Tech At Bloomberg

Data scientists to develop their own version of the ‘Hippocratic Oath’

September 25, 2017

Two themes appeared during almost every session during the 2017 Data for Good Exchange (D4GX), held at the Bloomberg headquarters on Sunday, September 24. One was the need to generate trust between data scientists and the people whose data they hold. Another was the need to address the bias that often appears in data and algorithms.

“When data scientists are entrusted with the most private and valuable data out there, the data science community must work to deserve the trust of those whose data we are holding,” says Gideon Mann, Bloomberg’s head of data science.

A new initiative from Bloomberg, BrightHive, and Data for Democracy aims to help address these issues, as well as other ethical dilemmas related to working with data. Called the “Community Principles on Ethical Data Sharing” (or CPEDS), the project is designed to provide a set of guidelines relating to data sharing and collaboration among data scientists.

“We want data scientists to be able to work together with each other to answer questions such as how we keep data safe and minimize bias,” said Lilian Huang, Data Ethics Lead at Data for Democracy.

“This is much like physicians have a Hippocratic Oath,” says Natalie Evans Harris, the COO and vice president of ecosystem development at BrightHive and a former senior policy advisor to the U.S. Chief Technology Officer. “We will need something like that as we professionalize as a community.”

Over the next six to nine months, the partnership hopes to use a community-first approach, reflecting the diverse interests of the data science community, to define values and priorities for ethical behavior by data scientists.

During the conference’s keynote session, Harris and Huang invited attendees to participate – both in person and online – in a series of ongoing discussions devoted to developing a code of ethics. Harris asked for the audience’s input at an in-person workshop held during the conference, as well as on Twitter, Slack, and GitHub. “It doesn’t matter if we do this if the people in this room don’t buy into it,” she said.

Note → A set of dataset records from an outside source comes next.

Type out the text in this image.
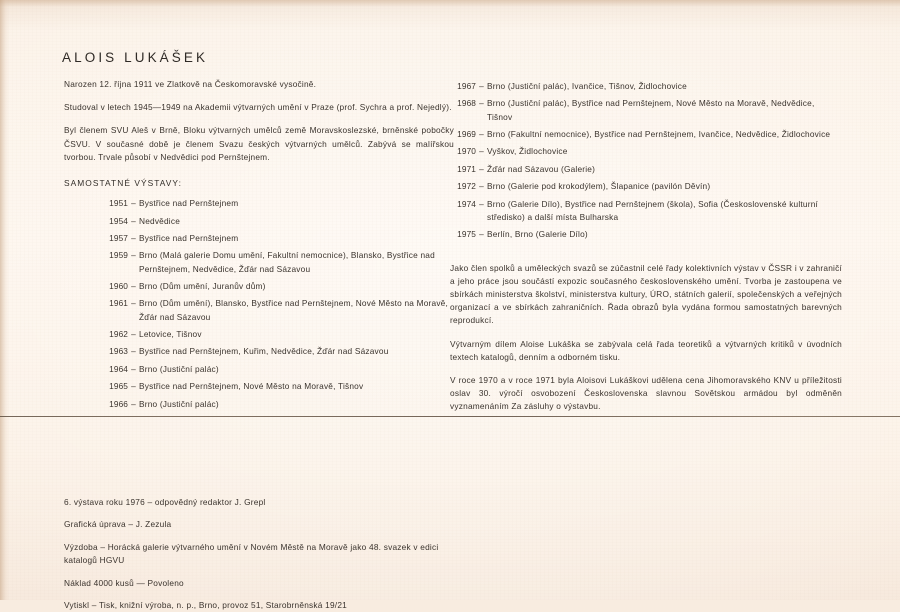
ALOIS LUKÁŠEK

Narozen 12. října 1911 ve Zlatkově na Českomoravské vysočině.

Studoval v letech 1945—1949 na Akademii výtvarných umění v Praze (prof. Sychra a prof. Nejedlý).

Byl členem SVU Aleš v Brně, Bloku výtvarných umělců země Moravskoslezské, brněnské pobočky ČSVU. V současné době je členem Svazu českých výtvarných umělců. Zabývá se malířskou tvorbou. Trvale působí v Nedvědici pod Pernštejnem.

SAMOSTATNÉ VÝSTAVY:
1951 – Bystřice nad Pernštejnem
1954 – Nedvědice
1957 – Bystřice nad Pernštejnem
1959 – Brno (Malá galerie Domu umění, Fakultní nemocnice), Blansko, Bystřice nad Pernštejnem, Nedvědice, Žďár nad Sázavou
1960 – Brno (Dům umění, Juranův dům)
1961 – Brno (Dům umění), Blansko, Bystřice nad Pernštejnem, Nové Město na Moravě, Žďár nad Sázavou
1962 – Letovice, Tišnov
1963 – Bystřice nad Pernštejnem, Kuřim, Nedvědice, Žďár nad Sázavou
1964 – Brno (Justiční palác)
1965 – Bystřice nad Pernštejnem, Nové Město na Moravě, Tišnov
1966 – Brno (Justiční palác)
1967 – Brno (Justiční palác), Ivančice, Tišnov, Židlochovice
1968 – Brno (Justiční palác), Bystřice nad Pernštejnem, Nové Město na Moravě, Nedvědice, Tišnov
1969 – Brno (Fakultní nemocnice), Bystřice nad Pernštejnem, Ivančice, Nedvědice, Židlochovice
1970 – Vyškov, Židlochovice
1971 – Žďár nad Sázavou (Galerie)
1972 – Brno (Galerie pod krokodýlem), Šlapanice (pavilón Děvín)
1974 – Brno (Galerie Dílo), Bystřice nad Pernštejnem (škola), Sofia (Československé kulturní středisko) a další místa Bulharska
1975 – Berlín, Brno (Galerie Dílo)

Jako člen spolků a uměleckých svazů se zúčastnil celé řady kolektivních výstav v ČSSR i v zahraničí a jeho práce jsou součástí expozic současného československého umění. Tvorba je zastoupena ve sbírkách ministerstva školství, ministerstva kultury, ÚRO, státních galerií, společenských a veřejných organizací a ve sbírkách zahraničních. Řada obrazů byla vydána formou samostatných barevných reprodukcí.

Výtvarným dílem Aloise Lukáška se zabývala celá řada teoretiků a výtvarných kritiků v úvodních textech katalogů, denním a odborném tisku.

V roce 1970 a v roce 1971 byla Aloisovi Lukáškovi udělena cena Jihomoravského KNV u příležitosti oslav 30. výročí osvobození Československa slavnou Sovětskou armádou byl odměněn vyznamenáním Za zásluhy o výstavbu.

6. výstava roku 1976 – odpovědný redaktor J. Grepl

Grafická úprava – J. Zezula

Výzdoba – Horácká galerie výtvarného umění v Novém Městě na Moravě jako 48. svazek v edici katalogů HGVU

Náklad 4000 kusů — Povoleno

Vytiskl – Tisk, knižní výroba, n. p., Brno, provoz 51, Starobrněnská 19/21
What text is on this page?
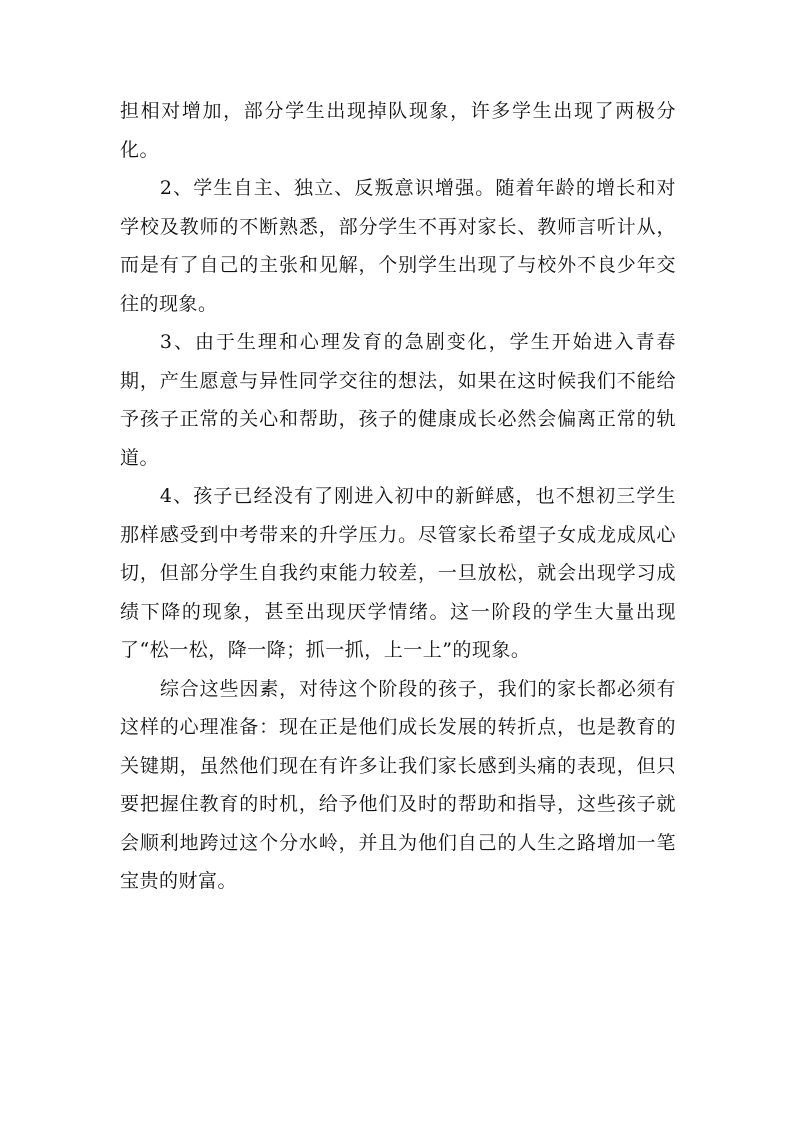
担相对增加，部分学生出现掉队现象，许多学生出现了两极分化。

2、学生自主、独立、反叛意识增强。随着年龄的增长和对学校及教师的不断熟悉，部分学生不再对家长、教师言听计从，而是有了自己的主张和见解，个别学生出现了与校外不良少年交往的现象。

3、由于生理和心理发育的急剧变化，学生开始进入青春期，产生愿意与异性同学交往的想法，如果在这时候我们不能给予孩子正常的关心和帮助，孩子的健康成长必然会偏离正常的轨道。

4、孩子已经没有了刚进入初中的新鲜感，也不想初三学生那样感受到中考带来的升学压力。尽管家长希望子女成龙成凤心切，但部分学生自我约束能力较差，一旦放松，就会出现学习成绩下降的现象，甚至出现厌学情绪。这一阶段的学生大量出现了“松一松，降一降；抓一抓，上一上”的现象。

综合这些因素，对待这个阶段的孩子，我们的家长都必须有这样的心理准备：现在正是他们成长发展的转折点，也是教育的关键期，虽然他们现在有许多让我们家长感到头痛的表现，但只要把握住教育的时机，给予他们及时的帮助和指导，这些孩子就会顺利地跨过这个分水岭，并且为他们自己的人生之路增加一笔宝贵的财富。
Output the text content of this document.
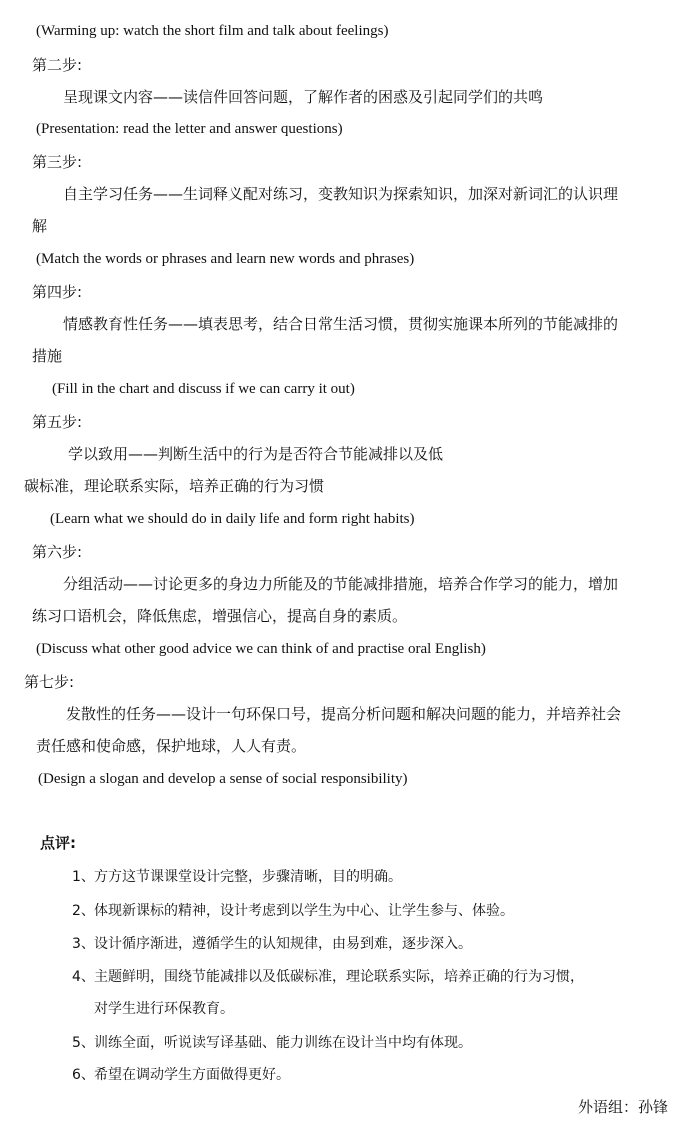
(Warming up: watch the short film and talk about feelings)
第二步:
呈现课文内容——读信件回答问题，了解作者的困惑及引起同学们的共鸣
(Presentation: read the letter and answer questions)
第三步:
自主学习任务——生词释义配对练习，变教知识为探索知识，加深对新词汇的认识理
解
(Match the words or phrases and learn new words and phrases)
第四步:
情感教育性任务——填表思考，结合日常生活习惯，贯彻实施课本所列的节能减排的
措施
(Fill in the chart and discuss if we can carry it out)
第五步:
学以致用——判断生活中的行为是否符合节能减排以及低
碳标准，理论联系实际，培养正确的行为习惯
(Learn what we should do in daily life and form right habits)
第六步:
分组活动——讨论更多的身边力所能及的节能减排措施，培养合作学习的能力，增加
练习口语机会，降低焦虑，增强信心，提高自身的素质。
(Discuss what other good advice we can think of and practise oral English)
第七步:
发散性的任务——设计一句环保口号，提高分析问题和解决问题的能力，并培养社会
责任感和使命感，保护地球，人人有责。
(Design a slogan and develop a sense of social responsibility)
点评:
1、方方这节课课堂设计完整，步骤清晰，目的明确。
2、体现新课标的精神，设计考虑到以学生为中心、让学生参与、体验。
3、设计循序渐进，遵循学生的认知规律，由易到难，逐步深入。
4、主题鲜明，围绕节能减排以及低碳标准，理论联系实际，培养正确的行为习惯，
对学生进行环保教育。
5、训练全面，听说读写译基础、能力训练在设计当中均有体现。
6、希望在调动学生方面做得更好。
外语组：孙锋
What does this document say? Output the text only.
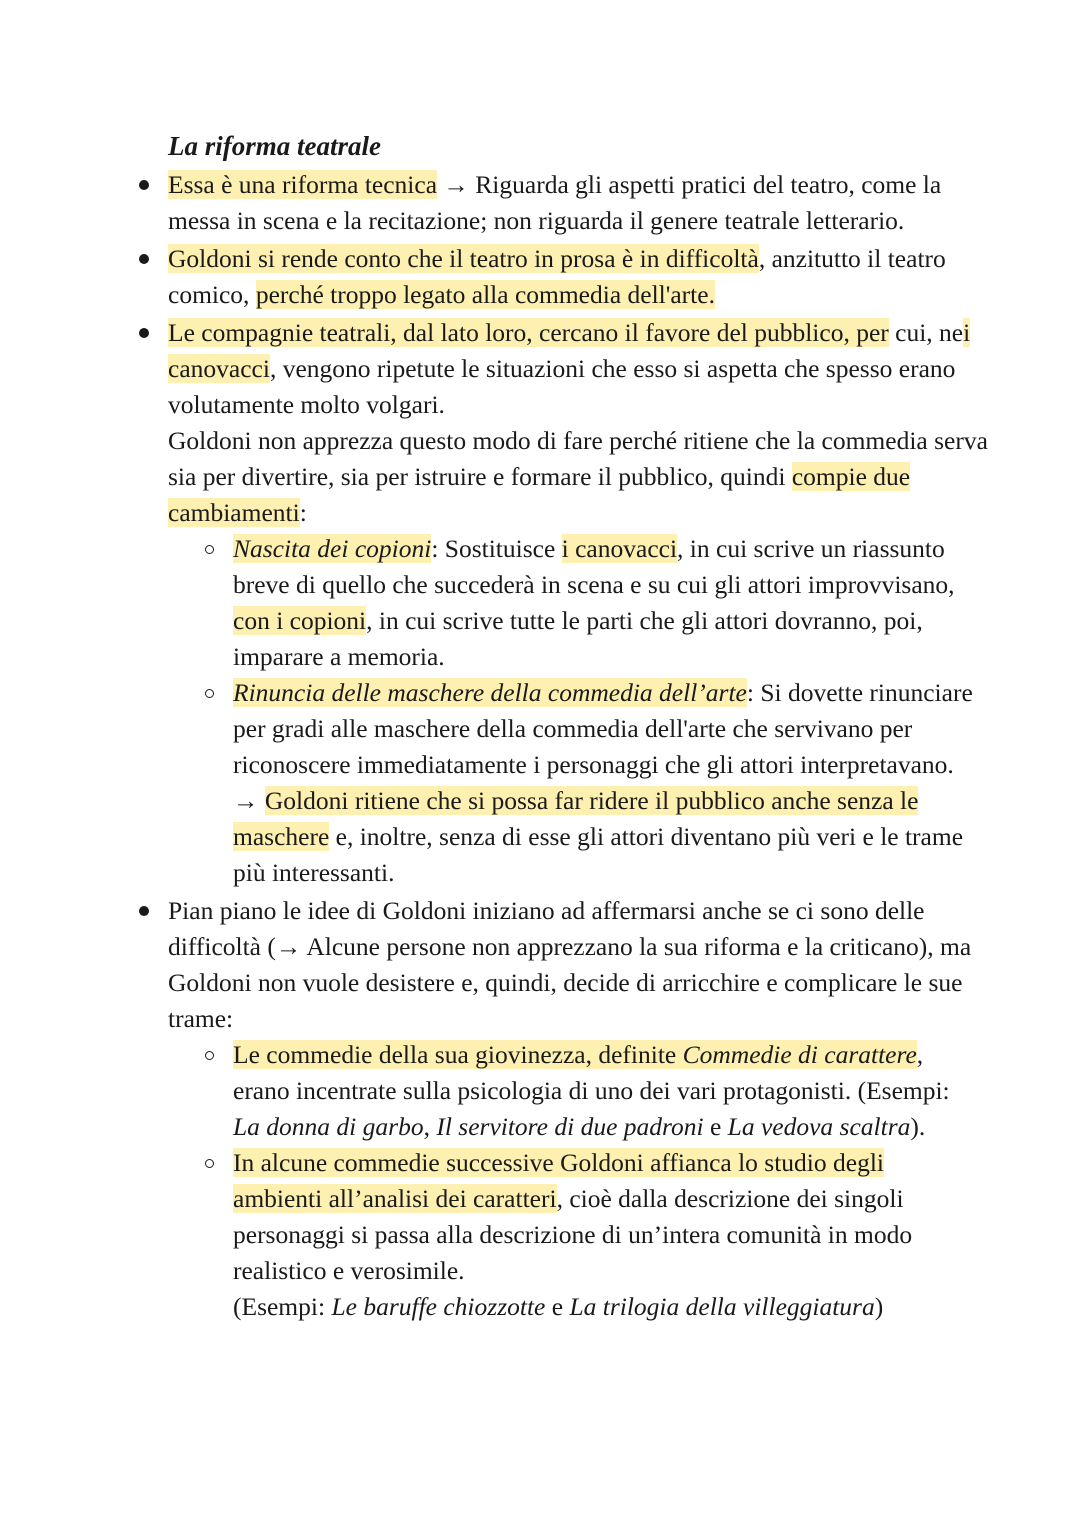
La riforma teatrale

Essa è una riforma tecnica → Riguarda gli aspetti pratici del teatro, come la messa in scena e la recitazione; non riguarda il genere teatrale letterario.

Goldoni si rende conto che il teatro in prosa è in difficoltà, anzitutto il teatro comico, perché troppo legato alla commedia dell'arte.

Le compagnie teatrali, dal lato loro, cercano il favore del pubblico, per cui, nei canovacci, vengono ripetute le situazioni che esso si aspetta che spesso erano volutamente molto volgari.

Goldoni non apprezza questo modo di fare perché ritiene che la commedia serva sia per divertire, sia per istruire e formare il pubblico, quindi compie due cambiamenti:

Nascita dei copioni: Sostituisce i canovacci, in cui scrive un riassunto breve di quello che succederà in scena e su cui gli attori improvvisano, con i copioni, in cui scrive tutte le parti che gli attori dovranno, poi, imparare a memoria.

Rinuncia delle maschere della commedia dell’arte: Si dovette rinunciare per gradi alle maschere della commedia dell'arte che servivano per riconoscere immediatamente i personaggi che gli attori interpretavano. → Goldoni ritiene che si possa far ridere il pubblico anche senza le maschere e, inoltre, senza di esse gli attori diventano più veri e le trame più interessanti.

Pian piano le idee di Goldoni iniziano ad affermarsi anche se ci sono delle difficoltà (→ Alcune persone non apprezzano la sua riforma e la criticano), ma Goldoni non vuole desistere e, quindi, decide di arricchire e complicare le sue trame:

Le commedie della sua giovinezza, definite Commedie di carattere, erano incentrate sulla psicologia di uno dei vari protagonisti. (Esempi: La donna di garbo, Il servitore di due padroni e La vedova scaltra).

In alcune commedie successive Goldoni affianca lo studio degli ambienti all’analisi dei caratteri, cioè dalla descrizione dei singoli personaggi si passa alla descrizione di un’intera comunità in modo realistico e verosimile.

(Esempi: Le baruffe chiozzotte e La trilogia della villeggiatura)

So far, more than 2,000 data scientists have participated in the discussion, weighing in on the challenges of sharing data and developing trust in the data science community. The conversation has unearthed five particular areas of concern:

  • The data itself – Includes overall practices in collecting, storing, and distributing data, as well as understanding and minimizing intrinsic bias in data.
  • Questions and problems – Includes identifying relevant problems to work on and collaborating with the people already active in those fields and their work. Huang described this, in part, as, “How can you make sure you’re not reinventing the wheel every time?”
  • Algorithms and models – Includes understanding and minimizing bias in algorithms and models, and working responsibly with black-box algorithms.
  • Technological products and applications – Includes taking responsibility for how one’s research is used. “How do you guard against the potential for misuse,” asked Huang, “even if the research itself seems neutral?”
  • Community building – Includes fostering a data science community that is inclusive and deliberately promotes equity and representation, as well as finding ethical, non-invasive ways to track progress toward this goal.

Huang said even these topics of discussion are open to revision, addition, and change. The group intends to construct a larger survey of the data science community, she says, hopefully collecting input from more than 100,000 data scientists. “If you don’t buy into this, we want to know early, so we can change, vector, or quit,” says Harris. “And I’m not so good with quitting.”